On Drawing Lessons and Determination

Fridays are for drawing lessons, although in reality they haven't happened in a while.  They're in that category of non-essentials that tend to get bumped when the homeschooling days get crazy.  David has been asking for them again though and since it's pretty much the only type of lesson he's ever actually requested I grabbed a how-to-draw-dinosaurs book from the library this week and made it a point to schedule it in.  Well, since it's always been scheduled in I suppose it would be more correct to say that we just actually followed our schedule but let's not quibble over semantics.  

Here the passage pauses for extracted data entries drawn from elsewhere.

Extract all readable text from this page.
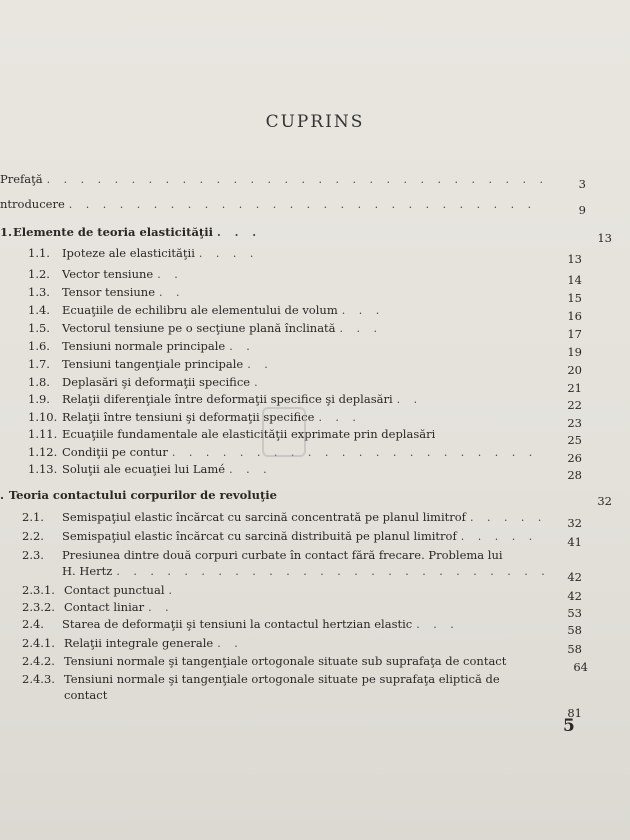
CUPRINS
Prefaţă . . .	3
ntroducere . . .	9
1. Elemente de teoria elasticităţii . . .	13
1.1.	Ipoteze ale elasticităţii . . .	13
1.2.	Vector tensiune . . .	14
1.3.	Tensor tensiune . . .	15
1.4.	Ecuaţiile de echilibru ale elementului de volum . . .	16
1.5.	Vectorul tensiune pe o secţiune plană înclinată . . .	17
1.6.	Tensiuni normale principale . . .	19
1.7.	Tensiuni tangenţiale principale . . .	20
1.8.	Deplasări şi deformaţii specifice . . .	21
1.9.	Relaţii diferenţiale între deformaţii specifice şi deplasări . . .	22
1.10. Relaţii între tensiuni şi deformaţii specifice . . .	23
1.11. Ecuaţiile fundamentale ale elasticităţii exprimate prin deplasări	25
1.12. Condiţii pe contur . . .	26
1.13. Soluţii ale ecuaţiei lui Lamé . . .	28
. Teoria contactului corpurilor de revoluţie	32
2.1.	Semispaţiul elastic încărcat cu sarcină concentrată pe planul limitrof . . .	32
2.2.	Semispaţiul elastic încărcat cu sarcină distribuită pe planul limitrof . . .	41
2.3.	Presiunea dintre două corpuri curbate în contact fără frecare. Problema lui
H. Hertz . . .	42
2.3.1. Contact punctual . . .	42
2.3.2. Contact liniar . . .	53
2.4.	Starea de deformaţii şi tensiuni la contactul hertzian elastic . . .	58
2.4.1. Relaţii integrale generale . . .	58
2.4.2. Tensiuni normale şi tangenţiale ortogonale situate sub suprafaţa de contact	64
2.4.3. Tensiuni normale şi tangenţiale ortogonale situate pe suprafaţa eliptică de
contact
81
5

We've been working on the idea that everything we draw is just made of different types of shapes or lines--a curved line here, a straight line there, a circle for a head, etc--a la Drawing With Children so this book fit right in.  David was especially proud of his dinosaur and proclaimed that it was the best one because it was "more creative" than the one in the book.  Of course if "most creative interpretation" is the the determining factor of whose picture is best I think Henry wins hands down, or spikes up as the case may be.

Now, David is of the temperament that wants to do things exactly right the first time and if he can't he doesn't want to bother trying at all.  I can't imagine where he gets that from.  I have talked with him again and again about the need for practice to get good at anything and the lectures never seemed to be doing any good but apparently the lesson has been sinking in after all.  In the past I couldn't give my best effort in this particular area because he always seemed to see my drawings as a direct insult to his.  I think we may have turned a corner now and my (fairly mediocre, but definitely better than your average six year old) ability is more of an incentive to keep working than a signal to not even bother.  I guess it's just one more reminder to take the long view of education, and parenting in general.   Children probably aren't going to change drastically as the result of one lecture, however eloquent it may be--and if it's one thing I do well it's an eloquent lecture--you'll just have to take my word for it since generally no one is listening.  But all the little lessons and reminders and moments do add up and one day you look up and realize that it's been working, and they're getting it.  There's hope after all.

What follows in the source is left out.